The Brief Exam – This exam is a reduced version of the full exam, generally omitting such checks that are not really pertinent to the issue at hand. For example, a dog presenting with lameness does not necessarily require that its ears and eyes be examined when focusing in on the cause of the lameness (unless it will indicate other connected issues or causes – such as Lyme disease or the ingestion of a toxin causing the issue). Similarly, a cat that has been vomiting for several days will most likely not need it legs and spine examined when searching the cause of its issues. This exam, while comprehensive in its own way carries a lower fee (and is often charged for, even when a more intensive exam was performed but other tests are being done it the same time – such as bloodwork or urinalysis, an ear smear, fecal, etc.)
The Re-Check Exam – This exam is generally a short exam designed primarily to focus on the progression of treatment on a specific health issue under treatment, or to ensure treatment is complete with the resolution of the problem. This type of exam is commonly used to monitor eye and ear problems, adjustment of pain medications, treatment for diabetes, response to heart medications and so forth.

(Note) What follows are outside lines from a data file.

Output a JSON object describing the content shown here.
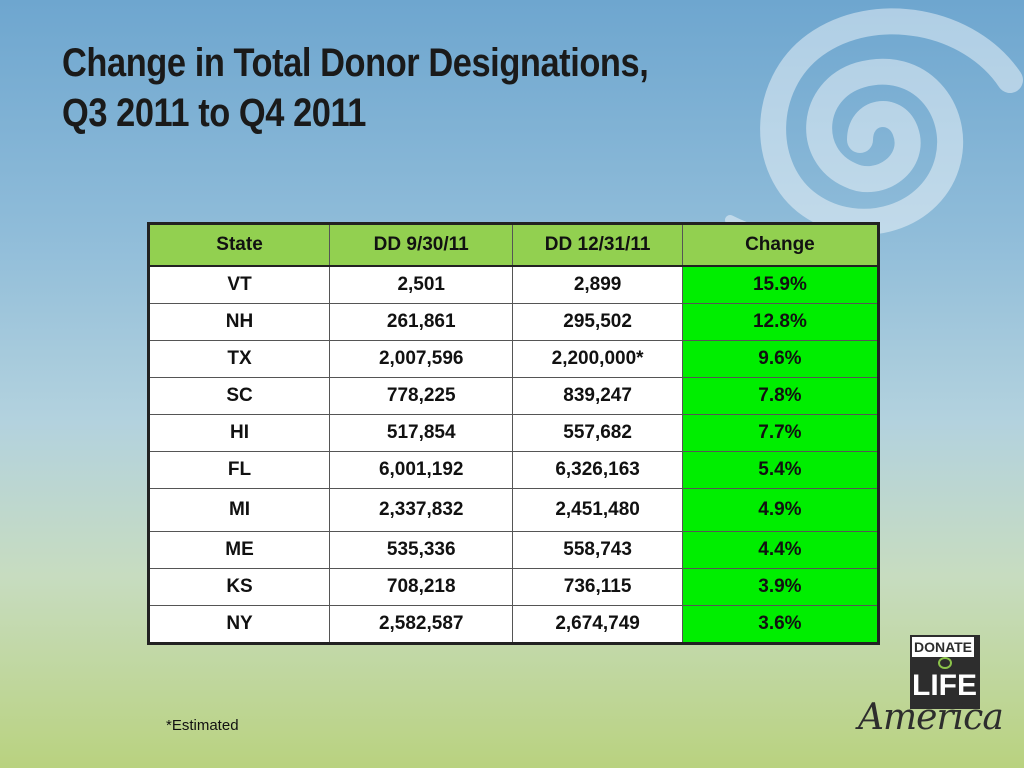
{
  "slide": {
    "title_line1": "Change in Total Donor Designations,",
    "title_line2": "Q3 2011 to Q4 2011",
    "footnote": "*Estimated"
  },
  "table": {
    "headers": [
      "State",
      "DD 9/30/11",
      "DD 12/31/11",
      "Change"
    ],
    "rows": [
      [
        "VT",
        "2,501",
        "2,899",
        "15.9%"
      ],
      [
        "NH",
        "261,861",
        "295,502",
        "12.8%"
      ],
      [
        "TX",
        "2,007,596",
        "2,200,000*",
        "9.6%"
      ],
      [
        "SC",
        "778,225",
        "839,247",
        "7.8%"
      ],
      [
        "HI",
        "517,854",
        "557,682",
        "7.7%"
      ],
      [
        "FL",
        "6,001,192",
        "6,326,163",
        "5.4%"
      ],
      [
        "MI",
        "2,337,832",
        "2,451,480",
        "4.9%"
      ],
      [
        "ME",
        "535,336",
        "558,743",
        "4.4%"
      ],
      [
        "KS",
        "708,218",
        "736,115",
        "3.9%"
      ],
      [
        "NY",
        "2,582,587",
        "2,674,749",
        "3.6%"
      ]
    ]
  },
  "logo": {
    "top": "DONATE",
    "middle": "LIFE",
    "bottom": "America"
  },
  "colors": {
    "header_fill": "#92d050",
    "change_fill": "#00ee00"
  }
}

The Courtesy Exam, – This exam is a “no charge” exam generally used for a brief follow-up to inspect a surgery incision, to check the progress of things such as skin infections, hot spots, lameness, and other conditions that do not currently require additional testing. On some occasions, veterinary staff will invoice you this type exam when this is part of a costly, on-going medical issue, or is a follow-up to a surgery or other type of medical procedure such as an ultrasound, or reviewing bloodwork results and such.